Жаров выдавил презрительную усмешку:
– Вот как они нас боятся. Мы втроем, а их восемь человек сюда идет.
– Дело не в страхе, – сказал Сапрыкин. – Просто они не дураки и понимают, что едва ли нас столько, сколько стоит на виду.
– Миша с ними, – сообщил Цой.
– И все-таки я не верю, что ты не знал про бомбу и про ее местоположение, – покосился на Евгения Анатольевича Андрей.
– Если бы я знал, где эта чертова бомба, мне было бы легче ее нейтрализовать, чем стоять тут и составлять тебе, Андрюша, компанию.
– А как нейтрализовать водородную бомбу, дядя Женя? – спросил Александр.
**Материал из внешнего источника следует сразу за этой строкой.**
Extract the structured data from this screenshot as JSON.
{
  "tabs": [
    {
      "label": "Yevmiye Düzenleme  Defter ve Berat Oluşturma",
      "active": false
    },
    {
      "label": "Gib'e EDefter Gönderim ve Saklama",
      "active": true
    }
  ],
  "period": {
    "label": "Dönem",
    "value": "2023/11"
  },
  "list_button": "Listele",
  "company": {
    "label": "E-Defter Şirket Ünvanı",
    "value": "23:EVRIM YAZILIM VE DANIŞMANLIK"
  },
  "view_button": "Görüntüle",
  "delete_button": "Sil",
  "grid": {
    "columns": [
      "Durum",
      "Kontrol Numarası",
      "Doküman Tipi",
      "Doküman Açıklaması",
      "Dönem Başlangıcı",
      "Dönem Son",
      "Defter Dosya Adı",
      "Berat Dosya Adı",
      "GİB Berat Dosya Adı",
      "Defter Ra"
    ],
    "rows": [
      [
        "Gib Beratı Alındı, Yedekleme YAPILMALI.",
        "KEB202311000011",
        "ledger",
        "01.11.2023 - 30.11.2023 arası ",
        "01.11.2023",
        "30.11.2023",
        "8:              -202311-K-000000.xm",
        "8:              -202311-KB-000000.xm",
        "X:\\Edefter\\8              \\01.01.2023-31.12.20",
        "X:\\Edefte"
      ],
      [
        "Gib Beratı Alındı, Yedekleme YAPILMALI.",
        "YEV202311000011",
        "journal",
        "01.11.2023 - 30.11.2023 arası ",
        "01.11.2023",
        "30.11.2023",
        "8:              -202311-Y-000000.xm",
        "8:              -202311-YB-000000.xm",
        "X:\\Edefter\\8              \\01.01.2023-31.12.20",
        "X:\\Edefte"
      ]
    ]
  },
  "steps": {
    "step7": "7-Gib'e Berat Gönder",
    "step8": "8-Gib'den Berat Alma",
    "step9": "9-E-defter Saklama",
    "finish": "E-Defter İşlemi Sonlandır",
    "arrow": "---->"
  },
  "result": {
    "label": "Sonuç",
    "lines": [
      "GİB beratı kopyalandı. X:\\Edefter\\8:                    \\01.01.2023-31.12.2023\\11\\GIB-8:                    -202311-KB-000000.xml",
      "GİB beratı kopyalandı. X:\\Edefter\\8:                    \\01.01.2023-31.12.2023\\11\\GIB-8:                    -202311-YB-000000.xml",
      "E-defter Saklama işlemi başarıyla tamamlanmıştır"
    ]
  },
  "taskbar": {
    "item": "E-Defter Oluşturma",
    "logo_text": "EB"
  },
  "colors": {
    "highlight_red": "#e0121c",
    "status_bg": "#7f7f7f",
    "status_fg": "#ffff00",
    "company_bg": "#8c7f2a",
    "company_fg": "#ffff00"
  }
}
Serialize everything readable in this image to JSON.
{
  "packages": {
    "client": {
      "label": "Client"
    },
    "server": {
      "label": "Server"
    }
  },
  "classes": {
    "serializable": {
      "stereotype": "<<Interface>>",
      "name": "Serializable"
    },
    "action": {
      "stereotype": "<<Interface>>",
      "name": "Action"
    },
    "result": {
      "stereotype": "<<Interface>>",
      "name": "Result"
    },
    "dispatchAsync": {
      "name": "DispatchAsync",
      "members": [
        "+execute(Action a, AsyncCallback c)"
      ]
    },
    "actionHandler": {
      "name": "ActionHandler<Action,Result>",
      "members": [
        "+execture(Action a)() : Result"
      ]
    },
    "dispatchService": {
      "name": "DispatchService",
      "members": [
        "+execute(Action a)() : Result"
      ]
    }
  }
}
– Да легко. Вообще, называть бомбу водородной не совсем верно. Она все-таки термоядерная. Водорода в ней нет. Есть адекватный заменитель. Дейтерид лития. Просто водород это газ, а для бомбы нужно, чтоб его агрегатное состояние представляло собой твердое вещество. Ну а обезвредить бомбу можно, уничтожив ключ детонатора, или сам детонатор. Без него вы едва ли сможете синхронизировать подрыв взрывчатого вещества настолько равномерно, чтоб этот подрыв одинаково со всех сторон давил на плутоний. Это слишком сложное устройство. Саму же бомбу неплохо было бы залить цементом или бетоном. В ней находится плутониевый триггер. По сути, атомная бомба небольшой мощности. Триггер служит для того, чтоб запустить реакцию синтеза легких элементов в более тяжелые. Взрывается плутониевый заряд, и каждая пара атомов дейтерида лития, что его окружают в бомбе, превращается в один атом гелия. При этом выделяется такое количество энергии, что… Впрочем, вы сами прекрасно помните тот день, когда такая штука взорвалась. И вы сами видите, справа от нас, остатки города, который оказался между двумя подобными физическими явлениями. Так вот. Сплав дейтерида лития может еще много и много лет лежать и не терять своих свойств. Специальная взрывчатка, которая обжимает плутониевый триггер и при взрыве вызывает критическую массу этого плутония, от которой он взрывается, тоже пролежит много лет. Но вот с самим плутониевым стрежнем совсем другая история. Он нестабилен. Каждый день, каждый час и каждую минуту от момента своего рождения, он испускает альфа-частицы, безвозвратно теряя их. Даже сейчас, пока мы болтаем. Он стареет, прямо как человек. Да, он и через сорок лет и через пятьдесят будет опасен, источая радиацию. Но к тому времени вспыльчивость своей юности он растеряет настолько, что его уже не удастся взорвать. А он в свою очередь не сможет продемонстрировать нам магию термоядерного синтеза. Так что, учитывая примерный возраст бомбы, через десять – двадцать лет она будет просто мертвецом. Опасным и заразным, но все-таки мертвецом.